Yuan: Who will be a bigger driver of global trade rebalancing — the People’s Bank of China or the country’s migrant workers? The PBoC guides the yuan exchange rate, which US politicians and investors are fixated on. But other factors, including labour costs, are probably doing more to increase the cost of exports from China.
China’s yuan reforms got off to a slow start on Monday. The central bank set the daily mid-point for yuan trading at Friday’s level. The currency strengthened slightly thereafter, rising by about a third of a per cent in the afternoon to its strongest level since late 2008.
But the dollar exchange rate is only one number — and maybe not the right one to watch. The People’s Bank of China watches closely the so-called “effective exchange rate”, tracked by the Bank for International Settlements.

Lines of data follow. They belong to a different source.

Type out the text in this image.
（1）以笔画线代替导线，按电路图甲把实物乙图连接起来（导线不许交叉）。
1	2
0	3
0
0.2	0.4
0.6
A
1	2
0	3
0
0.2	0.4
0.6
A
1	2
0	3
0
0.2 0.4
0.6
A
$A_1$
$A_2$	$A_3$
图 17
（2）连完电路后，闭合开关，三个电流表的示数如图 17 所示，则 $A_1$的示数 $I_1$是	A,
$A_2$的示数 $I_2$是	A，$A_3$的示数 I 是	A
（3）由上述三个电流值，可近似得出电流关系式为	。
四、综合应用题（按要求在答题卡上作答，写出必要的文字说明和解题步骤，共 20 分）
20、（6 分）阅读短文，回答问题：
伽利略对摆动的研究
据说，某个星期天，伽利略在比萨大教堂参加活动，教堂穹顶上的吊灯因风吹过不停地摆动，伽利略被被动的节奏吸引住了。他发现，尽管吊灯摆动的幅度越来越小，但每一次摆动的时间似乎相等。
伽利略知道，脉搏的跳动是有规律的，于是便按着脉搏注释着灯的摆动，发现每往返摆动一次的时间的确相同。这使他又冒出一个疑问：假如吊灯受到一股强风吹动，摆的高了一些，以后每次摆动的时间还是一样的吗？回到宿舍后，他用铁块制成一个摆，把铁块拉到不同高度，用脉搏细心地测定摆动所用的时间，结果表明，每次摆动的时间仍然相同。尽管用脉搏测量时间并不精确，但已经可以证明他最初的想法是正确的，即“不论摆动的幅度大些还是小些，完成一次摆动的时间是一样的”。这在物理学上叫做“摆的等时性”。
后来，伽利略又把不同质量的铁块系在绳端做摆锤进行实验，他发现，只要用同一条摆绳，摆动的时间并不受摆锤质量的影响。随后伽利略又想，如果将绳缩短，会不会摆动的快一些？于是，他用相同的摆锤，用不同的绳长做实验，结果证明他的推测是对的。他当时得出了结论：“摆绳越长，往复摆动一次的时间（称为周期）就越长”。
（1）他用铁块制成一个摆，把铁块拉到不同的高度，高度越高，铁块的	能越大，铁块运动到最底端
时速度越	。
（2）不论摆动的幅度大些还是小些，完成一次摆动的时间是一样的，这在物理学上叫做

That is measures of relative costs among different countries.
This rate rose 4.8 per cent from November 2009 to this May, and 3.4 per cent in May alone, according to the BIS. By that measure, Chinese competitiveness is at its worst level since 1994, except for the eight crisis-wracked months after October 2008.
Labour and energy costs are making Chinese goods more expensive. Fourteen provinces have already raised their minimum wages by 20 per cent this year, not to mention high-profile pay hikes at companies such as Foxconn and Honda. Chinese gasoline prices, meanwhile, are now 60 per cent higher than in the United States, having been roughly equal in 2008.
Higher costs are already making Chinese goods less attractive to both foreign and domestic buyers. China posted its first monthly trade deficit in six years in April and only narrowly returned to trade surplus in May. The euro crisis only partly explains the shift. The nominal yuan exchange rate will continue to be a focus for China's trade partners. It has risen 20 per cent against the dollar since 2005, and may have further to go. Yet labour costs have doubled during the same period, taking official data on rural income levels as a guide. That should be a much powerful force for shrinking China’s trade surplus.